Uzbekistan Petroleum Oils Supplier Companies Analysis

Supplier Concentration & Market Structure

According to yTrade data, Uzbekistan's petroleum oil imports are overwhelmingly dominated by a small group of key suppliers. These core partners, including major entities like CNPC International, accounted for 96.28% of import value and 75.31% of all shipments from January to November 2025. This structure indicates a supply chain highly integrated with and reliant on stable Tier-1 producers, rather than fragmented spot traders.

Sourcing Reliability & Risk Profile

The high transaction frequency points to a Just-in-Time inventory model, demanding consistent logistical performance from these few partners. This reliance on regular shipments creates vulnerability to any supply disruptions from these primary sources. The recent extension of duty-free imports for certain products [kun.uz] supports stable policy conditions, but doesn't mitigate the structural concentration risk inherent in this HS Code 270900 supply chain.

Table: Uzbekistan Petroleum Oils (HS Code 270900) Top Suppliers List (Source: yTrade)

Supplier CompanyValueQuantityFrequencyWeight
ООО ГАЗПРОМТРАНС99.78M202.95M96.00202.95M
КОМПАНИИ PETRONAS CARIGALI TURKMENISTAN SDN BHD40.33M89.61M82.0089.61M
КИТАЙСКАЯ НАЦИОНАЛЬНАЯ НЕФТЕГАЗОВАЯ КОРПОРАЦИЯ ИНТЕРНАЦИОНАЛ CNPC INTERNATIONAL TURKMENISTAN CO33.34M68.16M52.0068.16M
ТОО ЖАИКМУНАЙ************************

Check Full Uzbekistan Petroleum Oils Suppliers list

Action Plan for Petroleum Oils Market Operation and Expansion

  • Diversify suppliers immediately: Spain’s 100% monopoly poses existential risk; identify alternative crude oil sources in Kazakhstan or Russia to mitigate disruption.
  • Lock in short-term contracts: Exploit November’s price surge by securing fixed-rate agreements before seasonal volatility resumes.
  • Optimize logistics costs: Bulk crude imports (70% of volume) demand renegotiation of freight rates or pipeline deals to offset thin margins.
  • Monitor global oil indices: Price sensitivity ($0.46–$0.51/kg) requires real-time tracking of Brent crude trends to time purchases.
  • Audit inventory buffers: Just-in-Time reliance on few suppliers (96% import value from Tier-1 firms) necessitates contingency stockpiles for supply shocks.

Take Action Now —— Explore Uzbekistan Petroleum Oils HS Code 270900 Import Data

Frequently Asked Questions

Q1. What is driving the recent changes in Uzbekistan Petroleum Oils Import in 2025?

The volatile but expansionary trend is driven by seasonal demand shifts and strategic inventory building, with a 399% value surge in November.

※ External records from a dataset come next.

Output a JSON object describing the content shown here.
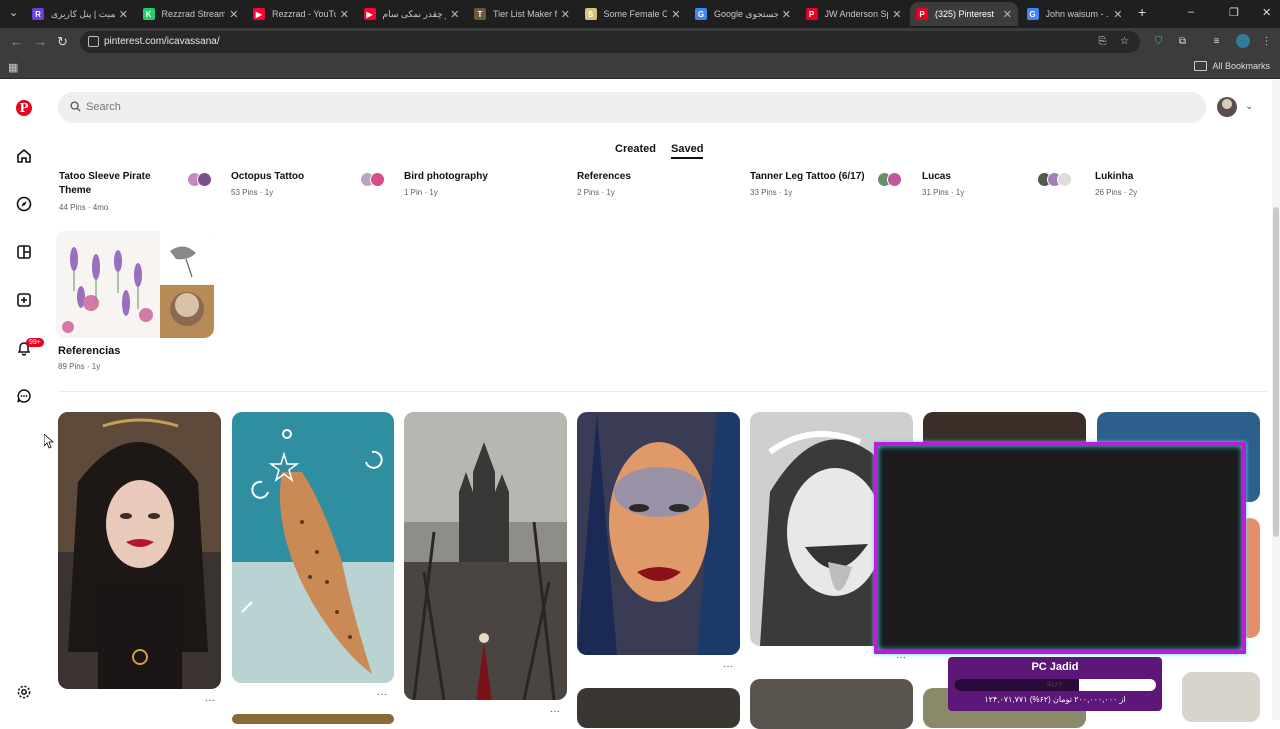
{
  "browser": {
    "tabs": [
      {
        "title": "زیمیت | پنل کاربری",
        "favicon_color": "#6b3fd9",
        "favicon_letter": "R"
      },
      {
        "title": "Rezzrad Stream -",
        "favicon_color": "#1fd16b",
        "favicon_letter": "K"
      },
      {
        "title": "Rezzrad - YouTub",
        "favicon_color": "#ff0033",
        "favicon_letter": "▶"
      },
      {
        "title": "تو چقدر نمکی سام",
        "favicon_color": "#ff0033",
        "favicon_letter": "▶"
      },
      {
        "title": "Tier List Maker fo",
        "favicon_color": "#6b5a3a",
        "favicon_letter": "T"
      },
      {
        "title": "Some Female Cele",
        "favicon_color": "#d4c27a",
        "favicon_letter": "S"
      },
      {
        "title": "Google جستجوی",
        "favicon_color": "#4285f4",
        "favicon_letter": "G"
      },
      {
        "title": "JW Anderson Spri",
        "favicon_color": "#e60023",
        "favicon_letter": "P"
      },
      {
        "title": "(325) Pinterest",
        "favicon_color": "#e60023",
        "favicon_letter": "P",
        "active": true
      },
      {
        "title": "John waisum - ...",
        "favicon_color": "#4285f4",
        "favicon_letter": "G"
      }
    ],
    "url": "pinterest.com/icavassana/",
    "bookmarks_label": "All Bookmarks"
  },
  "search": {
    "placeholder": "Search"
  },
  "profile_tabs": {
    "created": "Created",
    "saved": "Saved"
  },
  "notifications_badge": "99+",
  "boards": [
    {
      "title": "Tatoo Sleeve Pirate Theme",
      "meta": "44 Pins · 4mo"
    },
    {
      "title": "Octopus Tattoo",
      "meta": "53 Pins · 1y"
    },
    {
      "title": "Bird photography",
      "meta": "1 Pin · 1y"
    },
    {
      "title": "References",
      "meta": "2 Pins · 1y"
    },
    {
      "title": "Tanner Leg Tattoo (6/17)",
      "meta": "33 Pins · 1y"
    },
    {
      "title": "Lucas",
      "meta": "31 Pins · 1y"
    },
    {
      "title": "Lukinha",
      "meta": "26 Pins · 2y"
    },
    {
      "title": "Referencias",
      "meta": "89 Pins · 1y"
    }
  ],
  "stream_overlay": {
    "goal_title": "PC Jadid",
    "goal_percent_label": "%۶۲",
    "goal_progress": 0.62,
    "goal_amount": "۱۲۴,۰۷۱,۷۷۱ از ۲۰۰,۰۰۰,۰۰۰ تومان (۶۲%)",
    "frame_color": "#c21bd6",
    "glow_color": "#39e3ff"
  },
  "colors": {
    "pinterest_red": "#e60023"
  },
  "icons": [
    "pinterest-logo-icon",
    "home-icon",
    "explore-icon",
    "boards-icon",
    "create-icon",
    "notifications-icon",
    "messages-icon",
    "settings-icon",
    "search-icon",
    "more-dots-icon"
  ]
}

The market remains highly sensitive to bulk procurement needs rather than policy changes.

Q2. Who are the main origin countries of Uzbekistan Petroleum Oils (HS Code 270900) in 2025?

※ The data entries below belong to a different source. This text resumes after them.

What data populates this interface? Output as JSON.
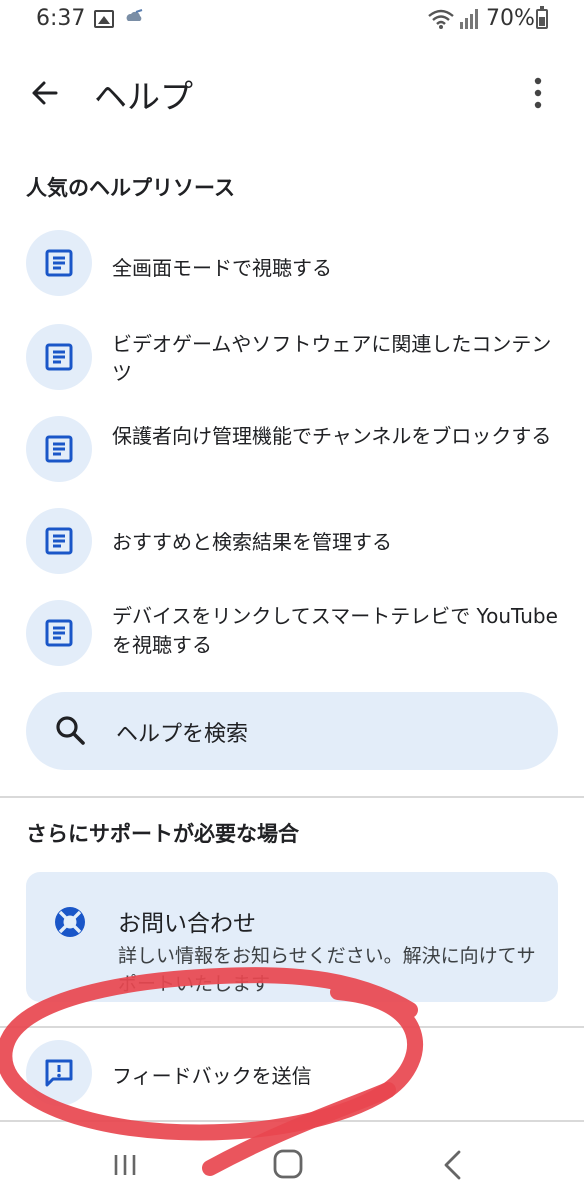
{
  "status_bar": {
    "time": "6:37",
    "battery": "70%"
  },
  "app_bar": {
    "title": "ヘルプ"
  },
  "popular_resources": {
    "heading": "人気のヘルプリソース",
    "items": [
      {
        "label": "全画面モードで視聴する"
      },
      {
        "label": "ビデオゲームやソフトウェアに関連したコンテンツ"
      },
      {
        "label": "保護者向け管理機能でチャンネルをブロックする"
      },
      {
        "label": "おすすめと検索結果を管理する"
      },
      {
        "label": "デバイスをリンクしてスマートテレビで YouTube を視聴する"
      }
    ]
  },
  "search": {
    "label": "ヘルプを検索"
  },
  "support": {
    "heading": "さらにサポートが必要な場合",
    "contact_title": "お問い合わせ",
    "contact_description": "詳しい情報をお知らせください。解決に向けてサポートいたします"
  },
  "feedback": {
    "label": "フィードバックを送信"
  },
  "colors": {
    "accent": "#1a56c8",
    "chip_background": "#e3edf9",
    "annotation_stroke": "#e8474f"
  }
}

Spain exclusively supplies Uzbekistan’s Petroleum Oils imports, holding a 100% share of both value and volume from January to November 2025.

Q3. Why does the unit price differ across origin countries of Uzbekistan Petroleum Oils Import?

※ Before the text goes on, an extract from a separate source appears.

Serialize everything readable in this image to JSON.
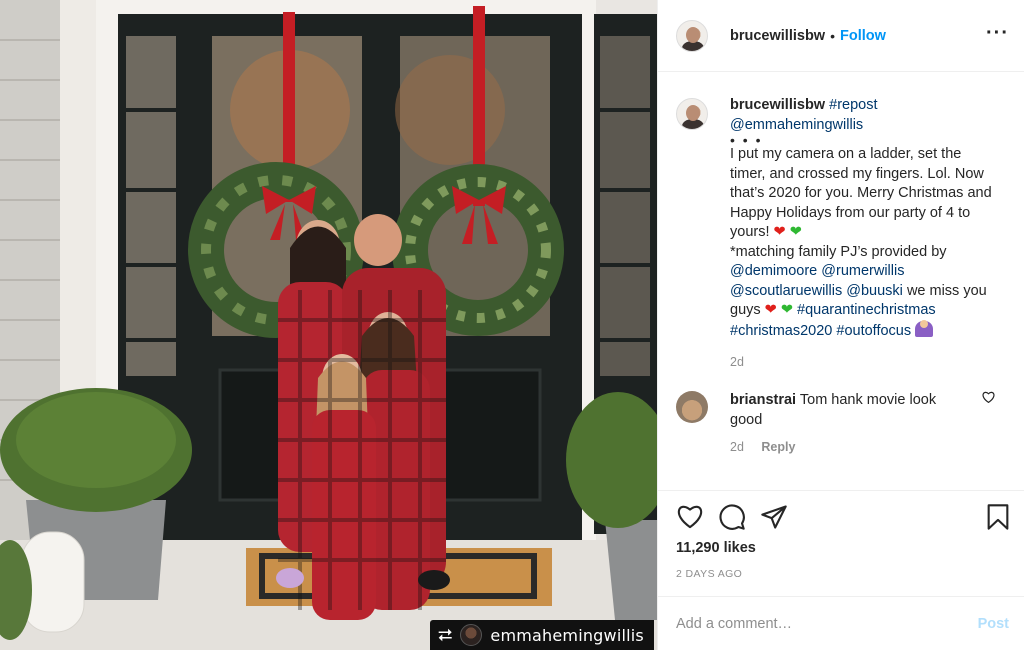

Price differences stem from the dominance of crude oils (sub-code 2709001000), which account for 70% of imports at $0.46–$0.51/kg, reflecting a commodity market focused on bulk pricing rather than quality differentiation.

Q4. What should importers in Uzbekistan focus on when buying Petroleum Oils?

Importers should prioritize volume-based negotiations with Tier-1 suppliers like CNPC International, monitor global oil price trends, and address supply chain risks from single-source dependency on Spain.

Q5. What does this Uzbekistan Petroleum Oils import pattern mean for overseas suppliers?

Suppliers benefit from stable, high-volume demand but face pressure to maintain logistical reliability, as Uzbekistan’s supply chain is entirely dependent on consistent bulk shipments.

Q6. How is Petroleum Oils typically used in this trade flow?

The imports are primarily crude oils for bulk energy needs, indicating use in refining or direct industrial consumption, with minimal diversification into processed variants.